Die erwarteten Radiobilder werden von Natur aus eine begrenzte Auflösung und Bildgenauigkeit haben. Als die Wissenschaftler ihren Rechnungen realistische Bildauflösungen zugrunde legten, fanden sie zu ihrem Erstaunen heraus, dass selbst Schwarze Löcher, die sich in ihren Eigenschaften stark von klassischen Schwarzen Löchern im Einstein’schen Sinne unterscheiden, sich in den simulierten Erscheinungsbildern kaum noch voneinander unterscheiden lassen.
“Unsere Ergebnisse legen nahe, dass man in manchen Gravitationstheorien, Schwarze Löcher ähnlich aussehen können, wie die in der Relativitätstheorie. Vermutlich brauchen wir neue Datenanalysemethoden für das EHT, um diese auseinander zu halten.“, sagt Luciano Rezzolla, Professor der Goethe-Universität und Leiter des Frankfurter Teams. „Wir müssen offen dafür sein, dass zu Einstein das letzte Wort noch nicht gesprochen ist.
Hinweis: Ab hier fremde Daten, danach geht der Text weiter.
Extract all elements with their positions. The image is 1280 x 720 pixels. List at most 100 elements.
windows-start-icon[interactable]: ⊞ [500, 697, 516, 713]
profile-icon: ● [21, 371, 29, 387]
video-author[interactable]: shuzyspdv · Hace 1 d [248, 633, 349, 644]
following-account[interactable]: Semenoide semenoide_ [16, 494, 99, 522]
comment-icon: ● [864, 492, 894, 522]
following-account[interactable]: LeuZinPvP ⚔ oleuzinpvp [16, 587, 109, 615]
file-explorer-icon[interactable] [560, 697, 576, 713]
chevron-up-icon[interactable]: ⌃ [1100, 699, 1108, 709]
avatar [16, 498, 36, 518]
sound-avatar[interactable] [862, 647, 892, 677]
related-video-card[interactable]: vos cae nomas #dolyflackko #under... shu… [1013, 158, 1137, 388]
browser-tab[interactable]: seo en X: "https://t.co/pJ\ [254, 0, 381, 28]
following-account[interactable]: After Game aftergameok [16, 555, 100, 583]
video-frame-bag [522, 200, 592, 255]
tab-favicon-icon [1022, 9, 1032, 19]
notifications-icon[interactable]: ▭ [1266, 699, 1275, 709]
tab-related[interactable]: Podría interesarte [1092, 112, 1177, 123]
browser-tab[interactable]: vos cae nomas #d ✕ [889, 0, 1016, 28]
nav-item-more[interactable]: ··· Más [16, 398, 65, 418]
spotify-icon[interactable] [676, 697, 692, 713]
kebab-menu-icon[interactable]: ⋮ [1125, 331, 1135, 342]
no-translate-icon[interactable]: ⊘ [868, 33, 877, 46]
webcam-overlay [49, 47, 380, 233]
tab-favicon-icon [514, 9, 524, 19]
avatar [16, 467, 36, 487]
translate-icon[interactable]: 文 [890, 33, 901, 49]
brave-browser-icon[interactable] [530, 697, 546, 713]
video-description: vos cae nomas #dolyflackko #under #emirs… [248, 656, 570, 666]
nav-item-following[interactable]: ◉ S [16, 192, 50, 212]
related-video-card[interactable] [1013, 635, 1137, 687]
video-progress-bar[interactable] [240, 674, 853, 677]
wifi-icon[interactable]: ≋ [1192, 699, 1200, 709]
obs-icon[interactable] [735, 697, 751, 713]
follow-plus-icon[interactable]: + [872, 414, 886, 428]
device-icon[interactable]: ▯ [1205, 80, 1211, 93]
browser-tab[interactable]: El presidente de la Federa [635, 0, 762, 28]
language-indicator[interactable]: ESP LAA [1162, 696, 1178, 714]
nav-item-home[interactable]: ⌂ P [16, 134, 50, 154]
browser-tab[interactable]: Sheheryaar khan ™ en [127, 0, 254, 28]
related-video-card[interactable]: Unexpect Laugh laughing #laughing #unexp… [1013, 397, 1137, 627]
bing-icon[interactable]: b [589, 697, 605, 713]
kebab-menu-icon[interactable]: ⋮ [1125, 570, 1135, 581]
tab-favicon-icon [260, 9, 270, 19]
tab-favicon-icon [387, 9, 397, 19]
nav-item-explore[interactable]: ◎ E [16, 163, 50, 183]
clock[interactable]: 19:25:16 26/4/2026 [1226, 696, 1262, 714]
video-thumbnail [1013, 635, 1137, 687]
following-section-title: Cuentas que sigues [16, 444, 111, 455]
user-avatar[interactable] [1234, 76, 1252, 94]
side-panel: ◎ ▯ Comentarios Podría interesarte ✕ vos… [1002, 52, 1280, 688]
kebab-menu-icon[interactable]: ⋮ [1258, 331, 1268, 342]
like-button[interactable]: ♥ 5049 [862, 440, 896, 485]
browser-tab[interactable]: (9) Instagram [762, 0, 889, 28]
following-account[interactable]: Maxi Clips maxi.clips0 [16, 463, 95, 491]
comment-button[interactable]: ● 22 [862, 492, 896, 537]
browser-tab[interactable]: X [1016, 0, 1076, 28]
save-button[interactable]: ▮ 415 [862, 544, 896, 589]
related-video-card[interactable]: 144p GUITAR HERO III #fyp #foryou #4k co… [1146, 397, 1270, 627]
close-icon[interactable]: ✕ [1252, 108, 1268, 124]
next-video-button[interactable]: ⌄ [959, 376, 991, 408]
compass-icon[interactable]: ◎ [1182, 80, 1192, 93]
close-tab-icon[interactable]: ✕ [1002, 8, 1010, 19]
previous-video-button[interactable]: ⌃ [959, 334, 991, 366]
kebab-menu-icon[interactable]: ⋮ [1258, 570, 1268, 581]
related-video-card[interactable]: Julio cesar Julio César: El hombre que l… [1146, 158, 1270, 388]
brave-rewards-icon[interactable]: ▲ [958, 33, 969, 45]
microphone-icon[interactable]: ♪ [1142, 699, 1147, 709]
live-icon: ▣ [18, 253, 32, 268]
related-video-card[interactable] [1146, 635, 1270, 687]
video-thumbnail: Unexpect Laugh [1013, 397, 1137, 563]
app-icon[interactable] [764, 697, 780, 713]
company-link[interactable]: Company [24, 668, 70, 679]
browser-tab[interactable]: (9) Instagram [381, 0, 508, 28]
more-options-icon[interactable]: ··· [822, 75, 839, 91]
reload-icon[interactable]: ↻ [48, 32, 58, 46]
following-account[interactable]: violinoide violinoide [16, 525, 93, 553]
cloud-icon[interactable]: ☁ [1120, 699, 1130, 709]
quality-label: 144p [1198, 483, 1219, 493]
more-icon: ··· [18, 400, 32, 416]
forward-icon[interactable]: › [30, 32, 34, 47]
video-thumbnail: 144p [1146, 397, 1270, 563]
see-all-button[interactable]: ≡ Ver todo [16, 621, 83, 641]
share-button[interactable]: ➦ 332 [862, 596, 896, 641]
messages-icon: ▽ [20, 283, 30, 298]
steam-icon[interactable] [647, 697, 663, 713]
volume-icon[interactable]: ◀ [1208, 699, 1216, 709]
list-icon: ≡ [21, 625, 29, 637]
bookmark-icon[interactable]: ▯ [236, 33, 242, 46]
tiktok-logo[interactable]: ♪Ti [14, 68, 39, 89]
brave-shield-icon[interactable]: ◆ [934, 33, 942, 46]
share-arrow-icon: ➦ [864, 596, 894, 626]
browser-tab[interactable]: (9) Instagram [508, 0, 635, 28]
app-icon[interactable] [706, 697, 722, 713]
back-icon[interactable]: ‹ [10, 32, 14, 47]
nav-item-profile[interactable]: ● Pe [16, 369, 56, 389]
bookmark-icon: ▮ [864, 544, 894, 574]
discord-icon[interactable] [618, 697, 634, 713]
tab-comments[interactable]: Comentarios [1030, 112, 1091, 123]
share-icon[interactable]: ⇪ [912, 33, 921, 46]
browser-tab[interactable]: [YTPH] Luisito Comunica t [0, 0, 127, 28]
Glücklicherweise werden zukünftige Beobachtungen und fortgeschrittene Technologien diese Zweifel ausräumen können“, ist seine Schlussfolgerung.
„Tatsächlich werden unabhängige Informationen, beispielsweise von Pulsaren, die das zentrale Schwarze Loch umlaufen und nach denen wir intensiv suchen, uns dabei helfen, diese Mehrdeutigkeit zu klären“, sagt Michael Kramer, Direktor am Max Planck-Institut für Radioastronomie in Bonn. Heino Falcke, Professor an der niederländischen Radboud-Universität, ist optimistisch. „Es gibt keine Zweifel, dass das EHT letztlich starke Beweise für den Schatten des Schwarzen Lochs liefern wird. Diese Ergebnisse hier fordern uns heraus, die Techniken noch weiter zu entwickeln und schärfere Bilder zu erzeugen.“ Falcke hat vor fast 20 Jahren als erster vorgeschlagen, Radioteleskope zu benutzen, um die Schatten von Schwarzen Löchern abzubilden.
BlackHoleCam ist ein ERC-finanziertes Synergie-Projekt, um astrophysikalische Schwarze Löcher vermessen und verstehen zu können. Die Projektleiter Falcke, Kramer und Rezzolla testen die grundlegenden Vorhersagen von Einsteins Allgemeiner Relativitätstheorie. Die Teammitglieder des BlackHoleCam-Projekts sind aktive Partner der globalen Event Horizon Telescope Collaboration (EHTC). Die Goethe-Universität ist als Anteilshalter im Vorstand der EHTC vertreten.